For approximately 10 days, my co-promotor Dr Stasja Koot visited me in Medan, together with my promotor Prof. Bram Buscher, who visited me for 5 days. Some funny and memorable things happened during my supervisory team’s visit that made us laugh; looking back:
- My promotor and co-promotor, both frequent world travellers, stayed at the transit airport in Kuala Lumpur, Malaysia, for a while, not realizing that their connecting plane to Kualanamu airport, Medan, had just left.
- When they arrived, they wore the exact same white, light, v-collared T-shirt. I thought they were twins.
- On multiple occasions, my promotor and co-promotor ordered the same menu. They took turn each day on who was the copycat and who was the original.
- Bram accidentally bit off a whole chunk of super-hot small chilly. Fortunately, no tears were shed.
- ‘Black coffee, no milk, no sugar,’ was Stasja’s key sentence. People in Indonesia tend to put sugar or condensed milk in the coffee they served in such a way, that the coffee tastes exactly like liquid sugar.

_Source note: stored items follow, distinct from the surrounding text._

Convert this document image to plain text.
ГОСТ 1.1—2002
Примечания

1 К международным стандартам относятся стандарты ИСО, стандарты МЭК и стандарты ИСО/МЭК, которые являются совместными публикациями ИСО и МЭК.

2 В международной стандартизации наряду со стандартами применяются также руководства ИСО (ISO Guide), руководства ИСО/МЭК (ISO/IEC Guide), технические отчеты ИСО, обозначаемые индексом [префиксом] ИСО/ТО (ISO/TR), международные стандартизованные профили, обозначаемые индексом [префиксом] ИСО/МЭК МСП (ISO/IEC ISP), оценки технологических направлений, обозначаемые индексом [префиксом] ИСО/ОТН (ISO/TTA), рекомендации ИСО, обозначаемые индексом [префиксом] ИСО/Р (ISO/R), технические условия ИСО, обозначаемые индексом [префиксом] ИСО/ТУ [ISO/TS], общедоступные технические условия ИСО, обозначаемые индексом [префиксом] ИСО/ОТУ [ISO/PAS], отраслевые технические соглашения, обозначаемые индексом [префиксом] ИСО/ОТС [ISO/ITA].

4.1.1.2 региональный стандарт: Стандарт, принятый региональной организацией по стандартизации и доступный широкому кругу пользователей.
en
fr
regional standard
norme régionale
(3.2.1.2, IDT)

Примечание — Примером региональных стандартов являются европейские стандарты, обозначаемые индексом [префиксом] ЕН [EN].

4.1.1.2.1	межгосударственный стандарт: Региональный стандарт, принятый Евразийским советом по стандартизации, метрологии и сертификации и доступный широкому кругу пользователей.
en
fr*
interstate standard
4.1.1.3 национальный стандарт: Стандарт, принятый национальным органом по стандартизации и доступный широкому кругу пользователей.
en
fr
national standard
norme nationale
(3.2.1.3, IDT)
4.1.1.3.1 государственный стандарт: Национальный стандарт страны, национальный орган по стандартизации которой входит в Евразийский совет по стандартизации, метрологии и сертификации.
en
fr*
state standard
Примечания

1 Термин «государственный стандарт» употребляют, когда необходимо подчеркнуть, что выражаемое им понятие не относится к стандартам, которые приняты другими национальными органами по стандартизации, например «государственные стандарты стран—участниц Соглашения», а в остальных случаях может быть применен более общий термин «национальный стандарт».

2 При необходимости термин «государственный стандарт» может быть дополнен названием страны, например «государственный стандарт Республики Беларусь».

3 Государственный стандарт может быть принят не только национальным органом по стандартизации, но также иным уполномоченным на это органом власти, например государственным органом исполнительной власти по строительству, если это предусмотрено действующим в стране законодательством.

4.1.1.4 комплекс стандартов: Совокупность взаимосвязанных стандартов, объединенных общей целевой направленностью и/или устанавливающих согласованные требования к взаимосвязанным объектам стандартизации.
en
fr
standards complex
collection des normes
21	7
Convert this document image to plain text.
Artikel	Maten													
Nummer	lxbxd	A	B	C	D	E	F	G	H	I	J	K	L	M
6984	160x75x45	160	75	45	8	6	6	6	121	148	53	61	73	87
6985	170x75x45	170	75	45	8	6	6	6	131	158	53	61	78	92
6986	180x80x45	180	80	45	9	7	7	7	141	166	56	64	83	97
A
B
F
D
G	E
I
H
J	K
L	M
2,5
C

- A giant frog in the cottage room in Bukit Lawang that suddenly just … vanished. ‘I’m sure it’s in your suitcase, Stasja,’ teased Bram.
- A waiter at the Bukit Lawang cottage speaks Dutch in a very old-fashioned way – because he learnt from his grandfather, he told us. He also sings hilarious, old-fashioned Dutch songs, this time bringing tears of laughter to Bram and Stasja’s eyes.
- Earthquakes in North Sumatra. Quite a lot of small earthquakes while we were there.
- Two sleepless nights for Bram, three for Stasja.
- Quite a lot of semi-wild orangutans during our short trek in Bukit Lawang.
- One flat tire on our way back from Tangkahan to Medan.
- How best to tip local people who helped us. Researchers need local people a lot and it is common to tip them, but tips are not exactly something that comes with an invoice.
- It took some time to adjust to the Indonesian currency; you can easily be a ‘millionaire’, but one million rupiah is actually very quickly.
All set, a couple of weeks to go and so many research ideas to bring back to Wageningen.